Integrity at work - what does this mean?

Integrity at work - what does this mean?

Integrity is a word often used by organisations as a company value. But was does this word mean? This blog article explores what integrity means in an organisational and leadership context.
Integrity is a word much debated on our leadership and team-working training courses. The word also features highly in our customer excellence training. When it comes to our employee engagement surveys, organisations can often want questions designed to obtain views on how the organisational values, which often include integrity, are lived and demonstrated. After all, organisational values should define the workplace culture, providing a moral compass for when difficult decisions need to be made. 
Integrity is clearly a hot topic. Let’s look to understand what, in an organisational context, having integrity really means.
Let’s start with the definition of integrity provide by the Little Oxford English Dictionary:
Integrity (noun):
wholeness; soundness; uprightness
Not much help here, I’m afraid.
According to the Oxford English Dictionary website the word integrity is currently up for review and is awaiting publication. Interesting… The current published definition is:

Integrity (noun): In moral sense. Soundness of moral principle; the character of uncorrupted virtue, esp. in relation to truth and fair dealing, uprightness, honesty... 
Very often during discussions on our training courses and workshops, words such as honesty and openness come up. So does the phrase ‘doing the right thing’.
Discussions often develop into areas such as ethics and ‘doing the right thing, even when no one is looking’ is often a way that having integrity is described.
Some time ago I listened to professor and author Brené Brown describe what she feels about what having integrity really means. This is my take on her interpretation:

Integrity is:
Having courage over discomfort.

  • Taking the right path rather than the fast and easy option.
  • Practising and not professing your values.

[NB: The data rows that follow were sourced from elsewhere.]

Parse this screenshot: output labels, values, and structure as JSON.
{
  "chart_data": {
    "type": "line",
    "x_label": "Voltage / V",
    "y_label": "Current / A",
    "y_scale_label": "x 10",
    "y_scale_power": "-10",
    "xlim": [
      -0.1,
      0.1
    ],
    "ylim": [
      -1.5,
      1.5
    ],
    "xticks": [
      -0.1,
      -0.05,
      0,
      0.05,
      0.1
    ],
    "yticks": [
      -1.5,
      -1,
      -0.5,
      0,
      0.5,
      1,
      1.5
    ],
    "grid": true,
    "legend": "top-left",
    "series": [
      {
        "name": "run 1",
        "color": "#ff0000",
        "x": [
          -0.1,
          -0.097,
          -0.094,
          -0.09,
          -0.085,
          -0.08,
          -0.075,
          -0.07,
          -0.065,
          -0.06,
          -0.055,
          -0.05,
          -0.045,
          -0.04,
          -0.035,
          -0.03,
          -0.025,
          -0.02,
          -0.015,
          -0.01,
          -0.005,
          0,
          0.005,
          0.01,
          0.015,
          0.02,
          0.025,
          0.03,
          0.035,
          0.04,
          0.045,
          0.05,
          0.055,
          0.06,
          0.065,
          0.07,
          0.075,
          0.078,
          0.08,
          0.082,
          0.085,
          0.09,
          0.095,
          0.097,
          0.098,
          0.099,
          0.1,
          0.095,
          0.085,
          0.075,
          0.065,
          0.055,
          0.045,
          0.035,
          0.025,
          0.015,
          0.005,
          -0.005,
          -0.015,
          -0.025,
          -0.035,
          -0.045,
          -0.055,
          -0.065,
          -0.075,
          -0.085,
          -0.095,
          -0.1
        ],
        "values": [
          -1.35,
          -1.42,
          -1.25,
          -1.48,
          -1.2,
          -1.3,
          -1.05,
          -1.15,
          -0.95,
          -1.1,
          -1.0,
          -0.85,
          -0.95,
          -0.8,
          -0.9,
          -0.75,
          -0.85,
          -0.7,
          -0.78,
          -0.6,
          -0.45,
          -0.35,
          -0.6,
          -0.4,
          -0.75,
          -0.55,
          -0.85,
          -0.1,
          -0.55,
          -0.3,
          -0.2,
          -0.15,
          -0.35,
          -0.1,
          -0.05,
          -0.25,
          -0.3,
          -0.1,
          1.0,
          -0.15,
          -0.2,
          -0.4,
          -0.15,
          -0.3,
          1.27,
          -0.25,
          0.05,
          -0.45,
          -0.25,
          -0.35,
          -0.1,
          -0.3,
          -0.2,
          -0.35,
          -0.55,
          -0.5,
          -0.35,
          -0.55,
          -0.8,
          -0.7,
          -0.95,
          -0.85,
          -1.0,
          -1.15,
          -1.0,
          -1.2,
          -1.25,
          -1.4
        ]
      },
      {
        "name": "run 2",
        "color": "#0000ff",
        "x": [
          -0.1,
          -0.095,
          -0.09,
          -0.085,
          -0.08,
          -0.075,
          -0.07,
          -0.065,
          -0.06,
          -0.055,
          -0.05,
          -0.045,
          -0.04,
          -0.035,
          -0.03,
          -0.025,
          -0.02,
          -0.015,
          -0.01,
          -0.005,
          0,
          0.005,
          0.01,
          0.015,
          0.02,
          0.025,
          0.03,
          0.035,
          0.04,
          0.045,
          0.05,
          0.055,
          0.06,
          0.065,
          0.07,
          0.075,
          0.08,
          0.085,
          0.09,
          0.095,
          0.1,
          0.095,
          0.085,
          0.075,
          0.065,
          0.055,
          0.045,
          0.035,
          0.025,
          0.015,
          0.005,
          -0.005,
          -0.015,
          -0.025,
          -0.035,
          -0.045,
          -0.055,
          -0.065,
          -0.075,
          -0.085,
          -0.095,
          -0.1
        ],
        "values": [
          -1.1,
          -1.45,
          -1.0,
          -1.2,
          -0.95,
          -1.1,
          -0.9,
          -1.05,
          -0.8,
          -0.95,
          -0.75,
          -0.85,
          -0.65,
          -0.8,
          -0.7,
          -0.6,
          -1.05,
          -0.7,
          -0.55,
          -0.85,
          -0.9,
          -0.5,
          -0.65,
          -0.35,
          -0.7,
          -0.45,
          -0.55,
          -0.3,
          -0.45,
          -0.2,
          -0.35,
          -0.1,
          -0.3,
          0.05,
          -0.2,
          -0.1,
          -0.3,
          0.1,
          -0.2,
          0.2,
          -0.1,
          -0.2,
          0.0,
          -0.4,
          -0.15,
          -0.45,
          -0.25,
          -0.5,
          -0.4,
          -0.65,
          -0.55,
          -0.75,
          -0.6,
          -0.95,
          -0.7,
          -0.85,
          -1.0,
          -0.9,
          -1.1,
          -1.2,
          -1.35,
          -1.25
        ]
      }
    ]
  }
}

Why do I like these descriptions?   

I like them because they challenge us. Not just in the way we think but in the way that we feel and we behave. They provide an ecology check on our intentions and our actions. These descriptions suggest to me how we will be judged, not only by others but by ourselves too.

 In a world where in public life integrity seems to be in short supply, it’s for individuals to take a stand and act with integrity themselves. It’s always very easy to blame those at the top of an organisation for not acting with integrity. However, if organisations are truly to have a workplace culture where integrity truly exists, individuals need to take responsibility in behaving in such a way themselves and call out those people who do not.